View Full Version here: : Keeping lens dry and ice free in sub zero temperature
06-08-2012, 11:20 AM
Hi all, I know the dew on lenses has been done plenty of times, but I still need some experienced advice please. I am heading into northern Finland next February where the temperature can reach -50 C and usually -20C. The purpose is to photograph the northern lights.
Will the chemical heat pads work okay in these temperatures? I hope Phil Hart will add his experience. I realise the heat straps are good, but as flying there cannot just chuck a car battery into the luggage. Also what sized dry cell battery would be needed to run 2 x 4" dew straps for 4 hours (max) in such freezing conditions? How much is a battery power diminished in those temperatures? Also the Kendrick type controllers shut down when voltage drops.
Will be travelling into areas to seek out clear skies each night, so will not have access to mains power. As there will be a group of us, don't think I would be okay to plug my heat straps into their cig. lighter socket on the vehicle.
Appreciate your replies.:thumbsup:
07-08-2012, 03:34 PM
I had similar thoughts years back when journeying to Northern Canada.
The temperature varied between about -10C and -30C with two night of -56 and -58. Cold enough to freeze a running engine!
My advice is to keep the lens(es) at ambient (within reason-most stuff just stops at about-35), and the camera warm.
I had no problem with mist or frost (I also kept them in a bunch of little sacks of silica gel) on the lenses.
I did however, chew through batteries like peanuts. The severe cold sucks them dry in minutes. I believe now you can get little snuggly suits for your cameras that help considerably.
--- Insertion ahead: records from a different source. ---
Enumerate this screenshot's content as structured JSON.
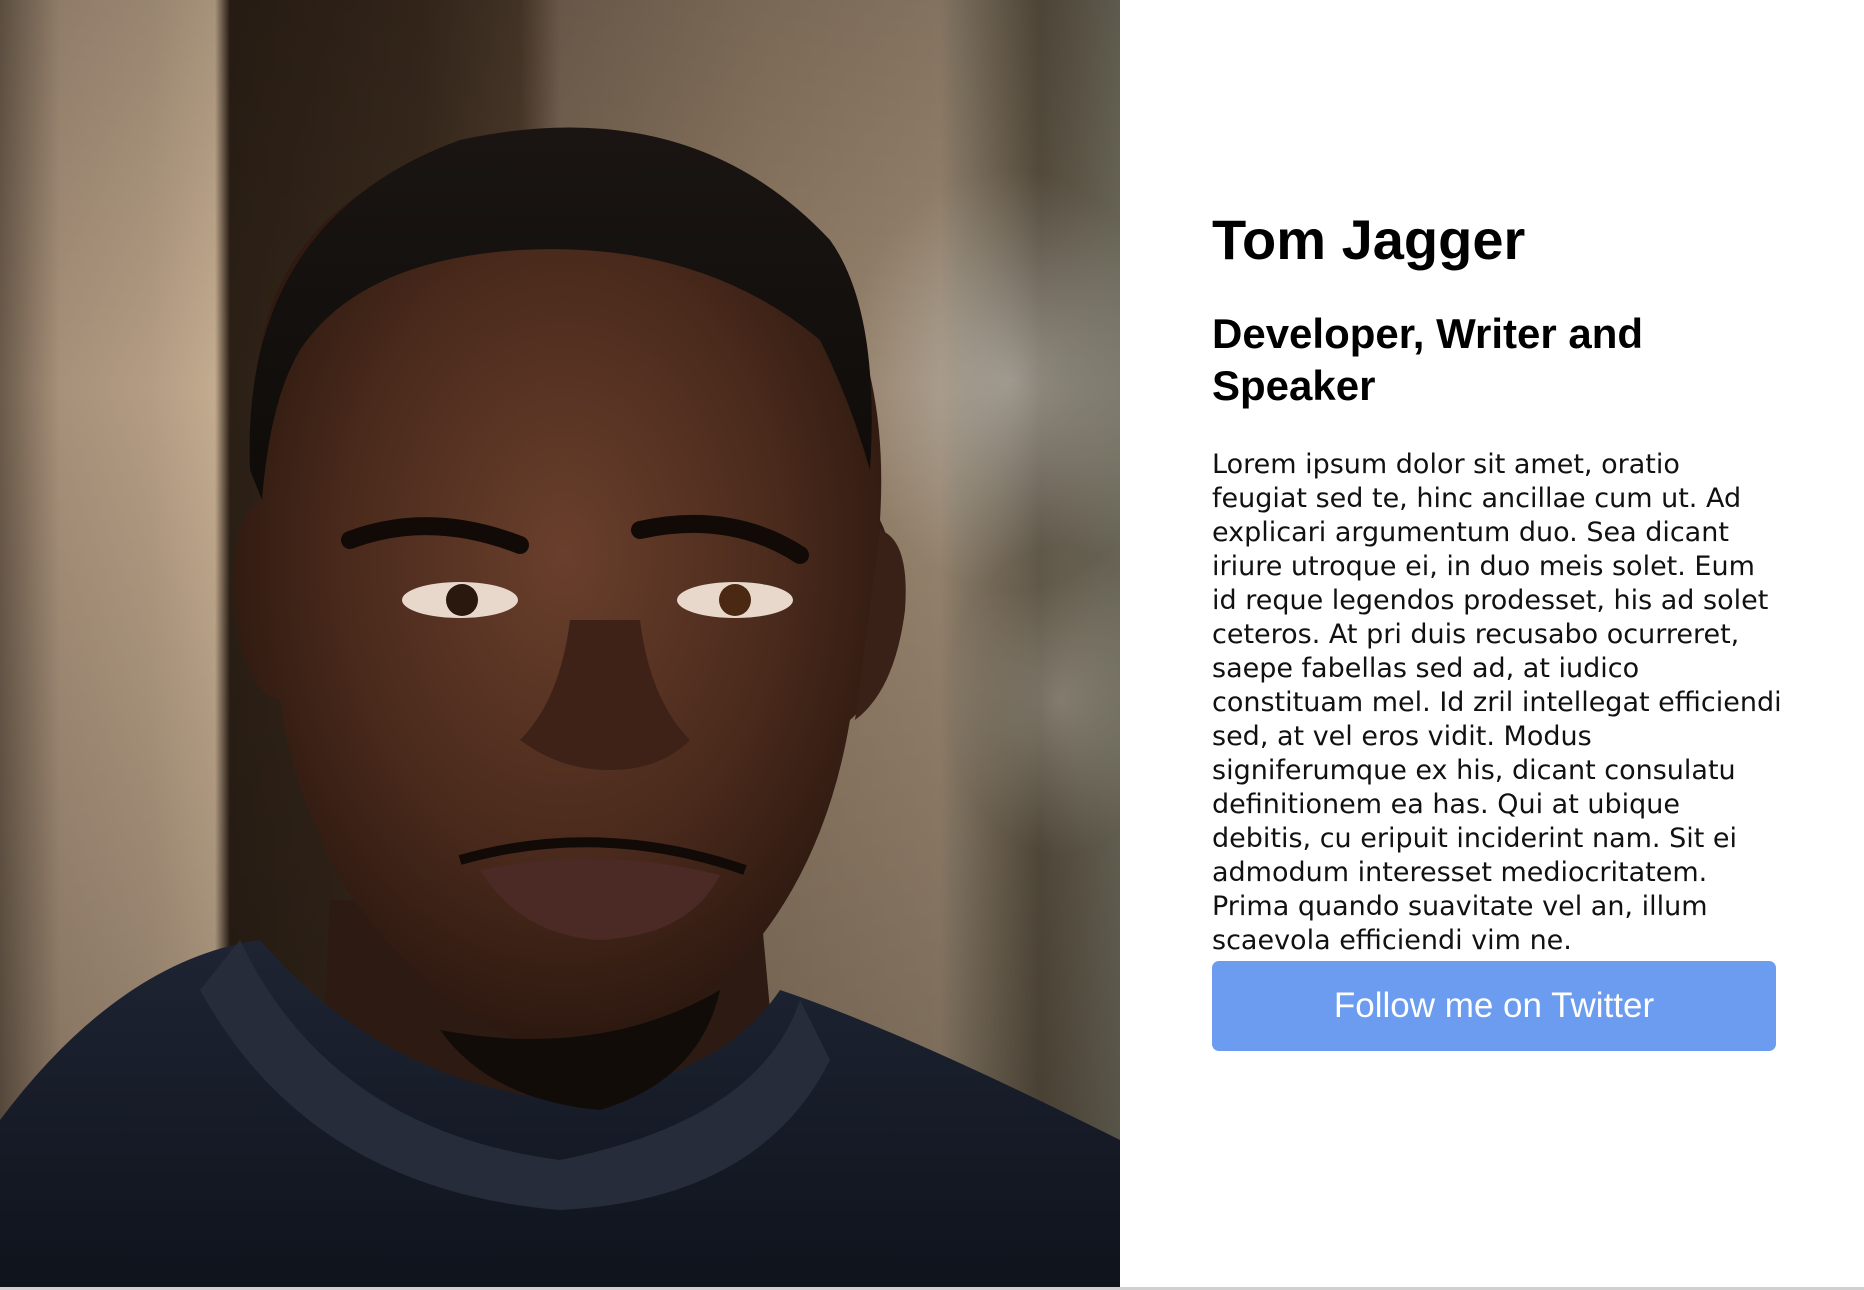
{
  "profile": {
    "name": "Tom Jagger",
    "tagline": "Developer, Writer and Speaker",
    "bio": "Lorem ipsum dolor sit amet, oratio feugiat sed te, hinc ancillae cum ut. Ad explicari argumentum duo. Sea dicant iriure utroque ei, in duo meis solet. Eum id reque legendos prodesset, his ad solet ceteros. At pri duis recusabo ocurreret, saepe fabellas sed ad, at iudico constituam mel. Id zril intellegat efficiendi sed, at vel eros vidit. Modus signiferumque ex his, dicant consulatu definitionem ea has. Qui at ubique debitis, cu eripuit inciderint nam. Sit ei admodum interesset mediocritatem. Prima quando suavitate vel an, illum scaevola efficiendi vim ne.",
    "cta_label": "Follow me on Twitter"
  },
  "colors": {
    "button": "#6b9cf0",
    "button_text": "#ffffff",
    "background": "#ffffff",
    "heading": "#000000"
  }
}
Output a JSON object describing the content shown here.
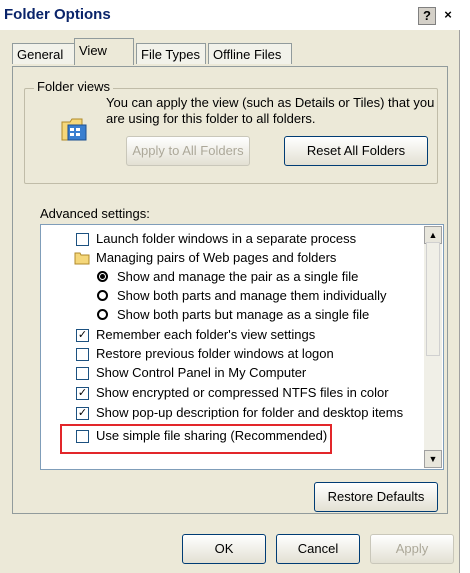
{
  "window": {
    "title": "Folder Options",
    "help_label": "?",
    "close_label": "×"
  },
  "tabs": [
    {
      "label": "General"
    },
    {
      "label": "View"
    },
    {
      "label": "File Types"
    },
    {
      "label": "Offline Files"
    }
  ],
  "folder_views": {
    "label": "Folder views",
    "description": "You can apply the view (such as Details or Tiles) that you are using for this folder to all folders.",
    "apply_all_label": "Apply to All Folders",
    "reset_all_label": "Reset All Folders"
  },
  "advanced": {
    "label": "Advanced settings:",
    "items": [
      {
        "type": "checkbox",
        "checked": false,
        "label": "Launch folder windows in a separate process"
      },
      {
        "type": "folder",
        "label": "Managing pairs of Web pages and folders"
      },
      {
        "type": "radio",
        "checked": true,
        "label": "Show and manage the pair as a single file"
      },
      {
        "type": "radio",
        "checked": false,
        "label": "Show both parts and manage them individually"
      },
      {
        "type": "radio",
        "checked": false,
        "label": "Show both parts but manage as a single file"
      },
      {
        "type": "checkbox",
        "checked": true,
        "label": "Remember each folder's view settings"
      },
      {
        "type": "checkbox",
        "checked": false,
        "label": "Restore previous folder windows at logon"
      },
      {
        "type": "checkbox",
        "checked": false,
        "label": "Show Control Panel in My Computer"
      },
      {
        "type": "checkbox",
        "checked": true,
        "label": "Show encrypted or compressed NTFS files in color"
      },
      {
        "type": "checkbox",
        "checked": true,
        "label": "Show pop-up description for folder and desktop items"
      },
      {
        "type": "checkbox",
        "checked": false,
        "label": "Use simple file sharing (Recommended)"
      }
    ],
    "restore_defaults_label": "Restore Defaults"
  },
  "footer": {
    "ok_label": "OK",
    "cancel_label": "Cancel",
    "apply_label": "Apply"
  },
  "colors": {
    "highlight": "#e2262a",
    "title_text": "#0a246a"
  }
}
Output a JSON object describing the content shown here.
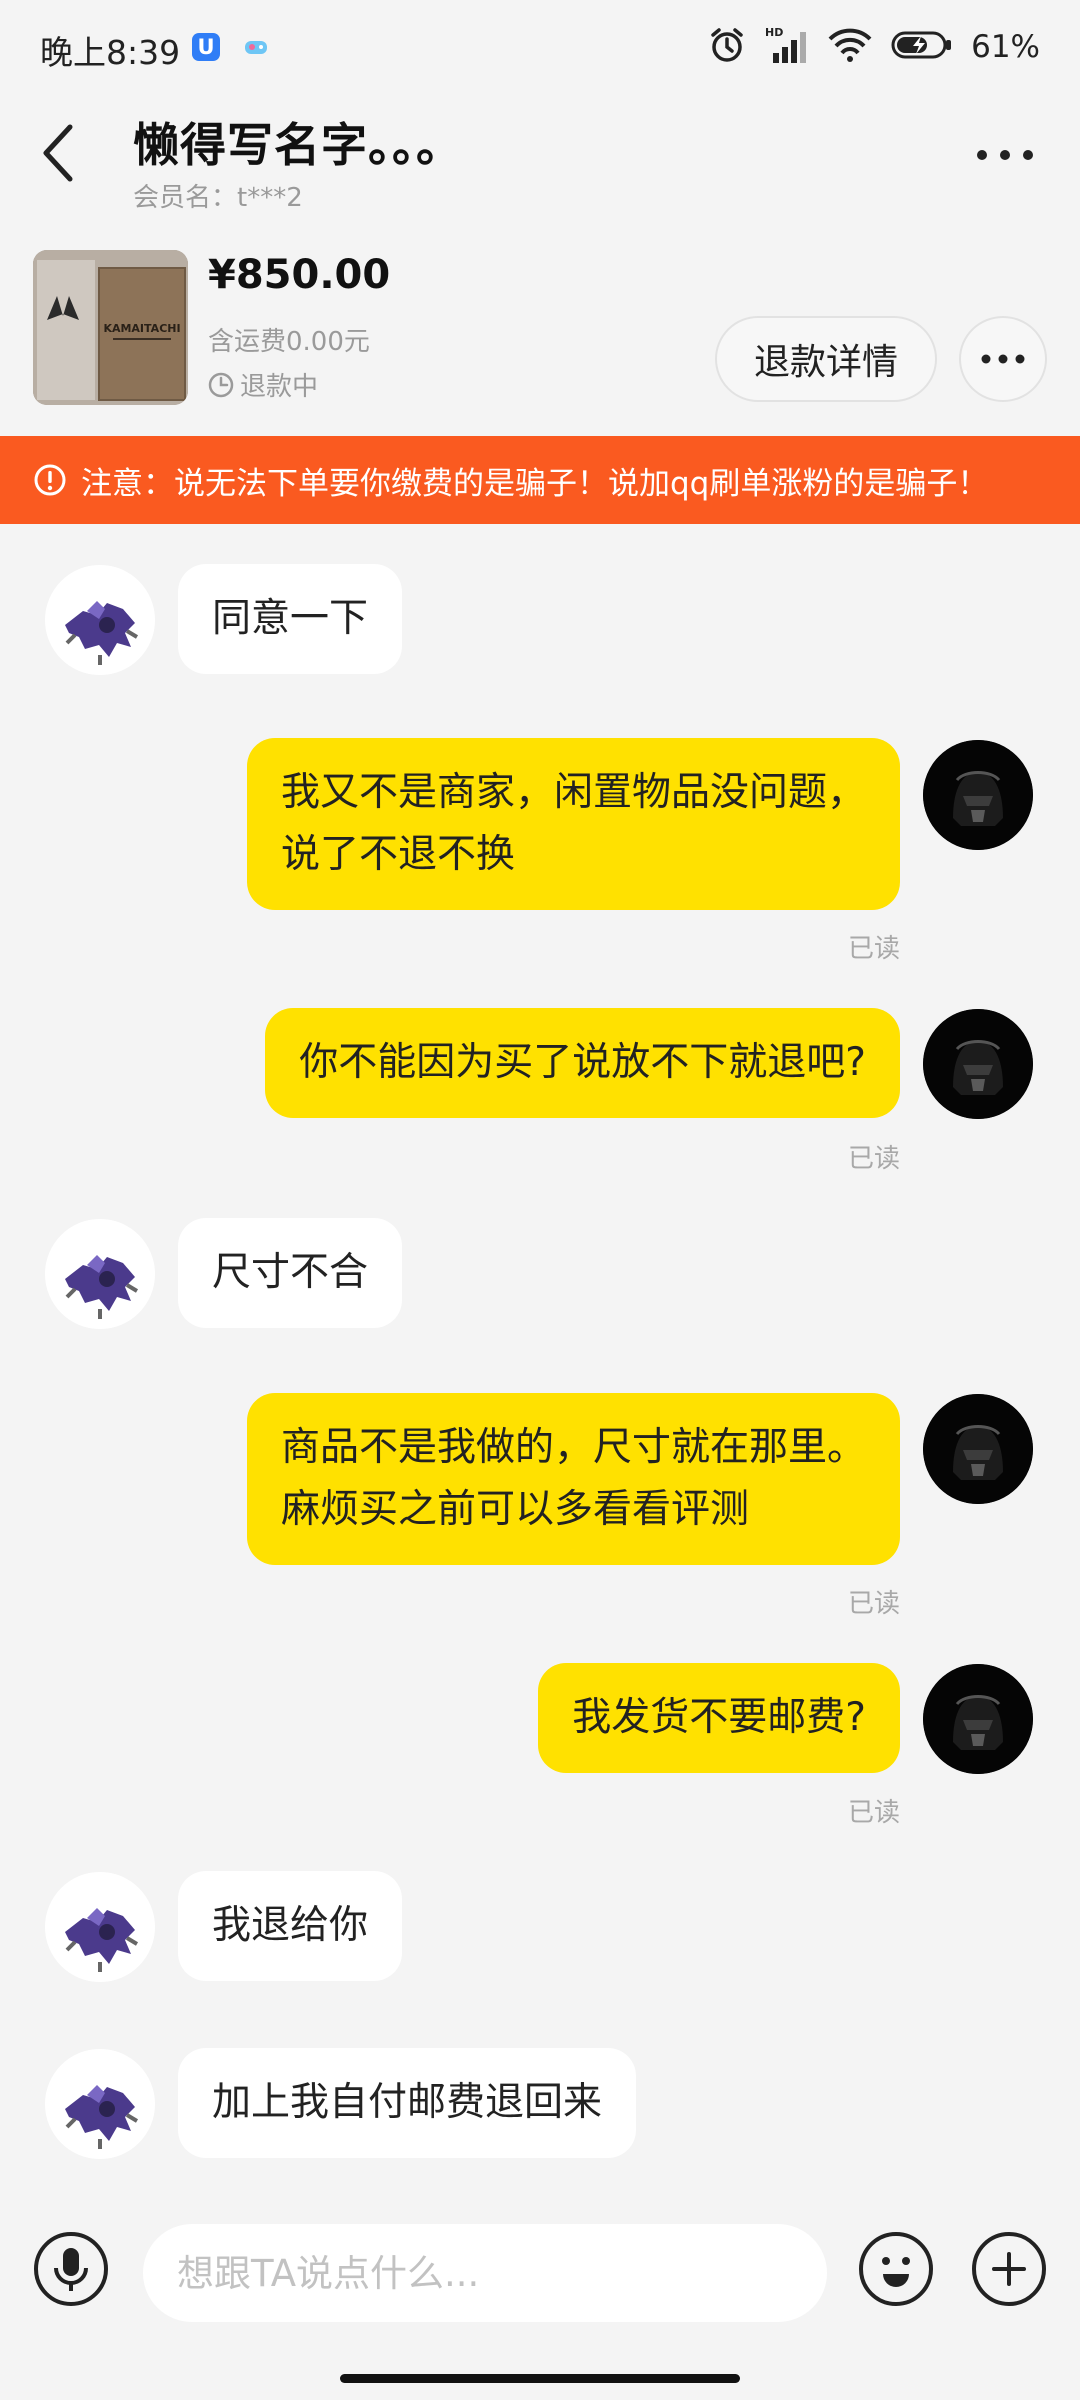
{
  "status_bar": {
    "time": "晚上8:39",
    "battery": "61%",
    "icons": [
      "app-u-icon",
      "game-icon",
      "alarm-icon",
      "signal-icon",
      "wifi-icon",
      "battery-icon"
    ]
  },
  "header": {
    "title": "懒得写名字。。。",
    "member": "会员名：t***2"
  },
  "product": {
    "thumbnail_text": "KAMAITACHI",
    "price": "¥850.00",
    "shipping": "含运费0.00元",
    "status": "退款中",
    "refund_button": "退款详情"
  },
  "warning": {
    "text": "注意：说无法下单要你缴费的是骗子！说加qq刷单涨粉的是骗子！"
  },
  "messages": [
    {
      "from": "them",
      "lines": [
        "同意一下"
      ]
    },
    {
      "from": "me",
      "lines": [
        "我又不是商家，闲置物品没问题，",
        "说了不退不换"
      ],
      "status": "已读"
    },
    {
      "from": "me",
      "lines": [
        "你不能因为买了说放不下就退吧?"
      ],
      "status": "已读"
    },
    {
      "from": "them",
      "lines": [
        "尺寸不合"
      ]
    },
    {
      "from": "me",
      "lines": [
        "商品不是我做的，尺寸就在那里。",
        "麻烦买之前可以多看看评测"
      ],
      "status": "已读"
    },
    {
      "from": "me",
      "lines": [
        "我发货不要邮费?"
      ],
      "status": "已读"
    },
    {
      "from": "them",
      "lines": [
        "我退给你"
      ]
    },
    {
      "from": "them",
      "lines": [
        "加上我自付邮费退回来"
      ]
    }
  ],
  "input": {
    "placeholder": "想跟TA说点什么..."
  },
  "colors": {
    "warning_bg": "#fa5a20",
    "my_bubble": "#ffe100",
    "their_bubble": "#ffffff",
    "background": "#f4f4f4"
  }
}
I used heat pads and found them pretty useful, but they have a limited life in very low temperatures if not kept insulated.
Otherwise keep your camera body warm inside your jacket when not in use.
Also minus 50-odd is like nothing you've ever felt ( unless you have-then you know what I'm talking about) so get a big down parka and keep your mittens on.
Have a great trip - the lights are spectacular!!
07-08-2012, 03:52 PM
Thanks Peter for your input. I will be getting some bags of silica gel to keep in the camera bag. Also thinking of using drink holders with the end cut out to hold the heat backs to the camera lens and also help as insulation from the cold. These are the type made of wet suit material. The tour is supplying freezer suits for us and boots.
I have only experienced -10C once, so this is going to be an experience of a life time. Paying the deposit on the tour and the airfares this week. All the best.
Hey Lester, can I come :D that would be such an awesome trip, ;) have fun. :thumbsup:
07-08-2012, 04:30 PM
I didn't have any problems with moisture at night in -10 to -30C in Norway, Sweden and Iceland. Outside it was too cold for dew. All I did was pop the camera gear inside a dry bag when I took it back inside.
07-08-2012, 04:39 PM
Hi Leon, yes they are still taking bookings, only room for 6 as it's a small group.
Link to the website of the Aurorahunters.
07-08-2012, 04:45 PM
Thanks for that Rick. Andy Keen the tour organiser informed me that icing of lenses can be an issue. He uses the heat staps like Kendrick, that we use for astronomy. All the best.
07-08-2012, 06:54 PM
:D Andy is a top bloke and he loves his work. You'll have a ball.
He's well experienced in Aurora photography, just drop him a line and ask what you should bring re. dew/ice control.
I'm green with envy. :)
07-08-2012, 07:48 PM
Hi JJ, yes I have had many email contacts with Andy. He organised this trip on my request as there wasn't anything longer than 2 days till I asked. He seems such a generous chap and cannot wait to meat him. Only got to know him through facebook, by the comments others made, his character was evident. All the best.
08-08-2012, 09:16 PM
Your trip sounds awesome. Do let us know how it goes. I'm looking to do an Aurora trip sometime in the next 12 months too so would be keen on any advice/tips you gather along the way.